Nel primo set (25-22) la Lube parte bene in attacco e si conferma più precisa con Nikolov al 64%, ma la squadra fatica al servizio (8 errori senza ace). Pur non brillando, lo Zawiercie mette a referto 2 ace che si rivelano decisivi. Nel secondo set (25-18) la positività della Lube scende al 35%, la difesa fa fatica, soprattutto nella prima parte, mentre l’Aluron resta costante e vola alla Final Four.
Nel terzo set (26-24), a qualificazione già ottenuta dallo Zawiercie, le due squadre rivoluzionano le formazioni. Si gioca punto a punto. La Lube spreca un set ball e s’inchina ai vantaggi in un parziale senza più importanza.

LA GARA

Stesse formazioni dell’andata. Civitanova inizia con Boninfante al palleggio, gli schiacciatori Loeppky, Nikolov e Bottolo, i centrali Gargiulo e D’heer, Balaso libero. Polacchi schierati con Tavares al palleggio e Boladz opposto, Kwolek e Russell laterali, l’ex biancorosso Bieniek e Gladyr al centro, Popiwczak libero.

Avvio punto a punto con la Lube concentratissima, veloce al palleggio ed efficace in attacco. Il set procede con una serie di sorpassi e controsorpassi (11-12). Lo Zawiercie mette il naso avanti con un’intuizione di Boladz (16-15), ma la Lube c’è e torna avanti con Nikolov (16-17), che metterà a referto 7 punti nel parziale. Anche al ritorno la battuta crea problemi ai biancorossi (8 errori e nessun ace): D’heer non trova il campo, Bieniek firma un ace e riporta in vantaggio i polacchi (20-19). Il secondo servizio dell’ex cuciniero impone un contrattacco difficile di Nikolov che non trova il campo (21-19). La parallela di Boladz e l’ace di Gladyr portano avanti lo Zawiercie (25-22).

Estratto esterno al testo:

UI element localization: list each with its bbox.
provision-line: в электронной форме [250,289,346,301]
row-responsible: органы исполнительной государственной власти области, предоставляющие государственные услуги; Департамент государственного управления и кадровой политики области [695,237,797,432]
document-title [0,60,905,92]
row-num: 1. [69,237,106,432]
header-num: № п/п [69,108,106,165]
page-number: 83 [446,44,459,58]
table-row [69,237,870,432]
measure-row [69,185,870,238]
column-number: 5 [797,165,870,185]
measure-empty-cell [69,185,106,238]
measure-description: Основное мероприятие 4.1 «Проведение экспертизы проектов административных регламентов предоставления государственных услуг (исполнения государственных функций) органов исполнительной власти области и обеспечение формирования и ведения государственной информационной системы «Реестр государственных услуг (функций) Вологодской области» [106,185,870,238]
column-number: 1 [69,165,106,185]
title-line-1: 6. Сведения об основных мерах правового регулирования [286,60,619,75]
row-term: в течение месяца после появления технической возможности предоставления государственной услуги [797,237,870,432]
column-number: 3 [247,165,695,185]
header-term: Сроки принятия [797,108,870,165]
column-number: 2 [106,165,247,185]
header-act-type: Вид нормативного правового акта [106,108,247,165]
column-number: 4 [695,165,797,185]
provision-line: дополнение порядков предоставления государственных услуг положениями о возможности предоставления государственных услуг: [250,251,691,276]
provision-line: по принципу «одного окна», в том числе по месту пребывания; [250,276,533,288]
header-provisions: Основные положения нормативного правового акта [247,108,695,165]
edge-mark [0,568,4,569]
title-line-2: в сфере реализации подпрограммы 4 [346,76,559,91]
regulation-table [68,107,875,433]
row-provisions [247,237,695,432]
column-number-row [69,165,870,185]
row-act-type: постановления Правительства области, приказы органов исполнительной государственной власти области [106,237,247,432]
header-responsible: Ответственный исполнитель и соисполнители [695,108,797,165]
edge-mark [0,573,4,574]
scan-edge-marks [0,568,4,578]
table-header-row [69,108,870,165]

Civitanova accusa il colpo e rientra meno lucida nonostante l’innesto dall’avvio di Podrascanin (7-2). Per alcuni scambi Medei inserisce Orduna e Kukartsev per Boninfante e Loeppky, ma il team di Winiarski comanda il gioco e si porta sul 10-3 con Bieniek (10-3). Sulla bordata di Boladz il divario è importante (14-5). Il block targato Podrascanin cerca di rivitalizzare la Lube (16-10), ma i rivali riprendono a bersagliare la porzione di campo biancorossa (18-10). Ci pensa ancora il Potke con il suo terzo punto, questa volta dai nove metri, a tenere vive le speranze (19-14). Sul muro di Boninfante (20-16) i cucinieri se la giocano, ma una chiamata challenge nello scambio successivo assegna un punto pesante ai padroni di casa (21-16) e ridà lo sprint ai polacchi, che chiudono il set 25-18 sull’errore al servizio del nuovo entrato Duflos-Rossi.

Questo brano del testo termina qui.